A recent study found that the initial functional recovery during the acute hospital stay was a good predictor for functional recovery after a subsequent rehabilitation stay [39]. Furthermore, regaining CAS has previously been shown to predict 30-day readmission and mortality. The study also showed that each additional CAS point patients regained improved their functional recovery even among patients who did not regain total independence upon discharge [22]. Therefore, it is crucial to find ways to improve short-term functional recovery as this may subsequently improve long-term functional recovery, thereby reducing mortality and readmissions.

Only 20% of patients were able to perform the TUG test at discharge, supporting the statement by others that the TUG test may not be the optimal measure for functional assessment in the acute phase following hip fracture surgery [40]. This indicates a need for more objective measurements for functional recovery validated in patients with hip fracture.

Failure to return to independent living

Sustaining a hip fracture can have considerable consequences for the patient, including forgoing independent living due to diminished function and increased care needs.
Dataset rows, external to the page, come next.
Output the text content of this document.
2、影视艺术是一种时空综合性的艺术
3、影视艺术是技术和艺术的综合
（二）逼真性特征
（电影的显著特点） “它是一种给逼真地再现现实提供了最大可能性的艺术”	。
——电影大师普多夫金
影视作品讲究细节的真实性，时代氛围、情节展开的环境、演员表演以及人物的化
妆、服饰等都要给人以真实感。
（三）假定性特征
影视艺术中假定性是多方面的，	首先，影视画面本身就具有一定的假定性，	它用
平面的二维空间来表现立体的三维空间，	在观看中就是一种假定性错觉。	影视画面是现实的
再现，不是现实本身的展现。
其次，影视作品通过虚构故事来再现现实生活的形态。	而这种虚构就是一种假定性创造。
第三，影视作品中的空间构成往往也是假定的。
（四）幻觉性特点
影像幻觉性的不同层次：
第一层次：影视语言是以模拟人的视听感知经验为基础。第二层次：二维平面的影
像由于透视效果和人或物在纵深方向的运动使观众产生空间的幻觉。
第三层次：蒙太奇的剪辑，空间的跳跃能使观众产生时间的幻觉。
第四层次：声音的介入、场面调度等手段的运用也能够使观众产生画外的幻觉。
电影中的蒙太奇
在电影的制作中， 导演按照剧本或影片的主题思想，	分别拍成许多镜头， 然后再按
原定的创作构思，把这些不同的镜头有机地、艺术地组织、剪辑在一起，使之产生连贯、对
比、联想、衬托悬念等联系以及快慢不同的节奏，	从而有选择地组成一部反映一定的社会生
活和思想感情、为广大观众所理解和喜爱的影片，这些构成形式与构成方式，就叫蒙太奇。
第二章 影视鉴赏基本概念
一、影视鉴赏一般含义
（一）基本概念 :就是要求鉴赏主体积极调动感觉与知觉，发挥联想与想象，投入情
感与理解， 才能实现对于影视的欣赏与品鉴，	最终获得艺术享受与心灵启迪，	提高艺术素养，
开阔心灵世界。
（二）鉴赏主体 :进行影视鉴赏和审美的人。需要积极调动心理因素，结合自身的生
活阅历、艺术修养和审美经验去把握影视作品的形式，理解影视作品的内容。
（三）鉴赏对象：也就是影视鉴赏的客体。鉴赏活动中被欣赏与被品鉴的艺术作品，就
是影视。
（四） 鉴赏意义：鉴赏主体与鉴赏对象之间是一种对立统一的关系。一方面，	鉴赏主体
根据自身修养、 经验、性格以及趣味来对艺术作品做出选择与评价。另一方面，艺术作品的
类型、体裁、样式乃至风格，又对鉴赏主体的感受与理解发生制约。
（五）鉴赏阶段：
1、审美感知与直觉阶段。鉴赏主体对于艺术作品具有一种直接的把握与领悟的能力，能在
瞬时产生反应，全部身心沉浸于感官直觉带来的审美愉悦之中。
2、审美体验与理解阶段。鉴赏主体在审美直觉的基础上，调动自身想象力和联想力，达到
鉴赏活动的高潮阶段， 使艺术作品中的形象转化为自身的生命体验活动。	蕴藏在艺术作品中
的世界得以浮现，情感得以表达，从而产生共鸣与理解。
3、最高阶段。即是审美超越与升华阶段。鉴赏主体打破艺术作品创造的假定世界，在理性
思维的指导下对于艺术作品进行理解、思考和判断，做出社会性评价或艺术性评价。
Similar to Dyer et al., we found that 10% of patients became institutionalized due to their hip fracture [3]. Furthermore, our results align with risk factors found for institutionalization and increased care needs among patients with hip fractures identified in the previous studies [4, 5, 7, 41]. Generally, this indicates that patients with good health (cognitive and functional) have a better chance of returning to independent living.

Similar to the results by Gamboa-Arango et al., our results showed that dependence measured by CAS predicted failure to return to independent living at 12 months [4]. Furthermore, a recent study showed that short-term functional recovery predicted long-term functional recovery [39]. As declining function and increased care needs affect the ability to live independently, a focus on improving short-term functional recovery after hip fracture may help maintain pre-operative functions and independency. However, as this is an observational study, no conclusions regarding causality can be made, and it may be argued that the healthiest patients who are mobilized more quickly regain independence at discharge, and continue to live independently.

Strengths and limitations

The strengths of this study were the large study population and the detailed prospective data collection with consecutive inclusion of all admitted patients, including cognitively impaired patients, and with few missing values. On the other hand, this study also carries several limitations. We had no information about patients’ post-surgery weight-bearing limitations, which would influence short-term functional recovery, in particular. Additionally, marital status, cohabitation, and educational level may potentially affect the ability to live independently, along with residual confounding. As the 1 year follow-up relied on a questionnaire, recall bias is inherent.

Conclusion

Most of the risk factors associated with dependency at discharge were static. However, mobilizing patients to standing within 24 h from hip fracture surgery was associated with achieving independency at discharge, as measured by CAS = 6, which, in turn, was associated with return to independent living at 12 months. Patients not returning to independent living following hip fracture surgery were typically frailer than those who did return. However, the prognosis was generally good and the majority of the patients remained in their own home with little increase in care needs.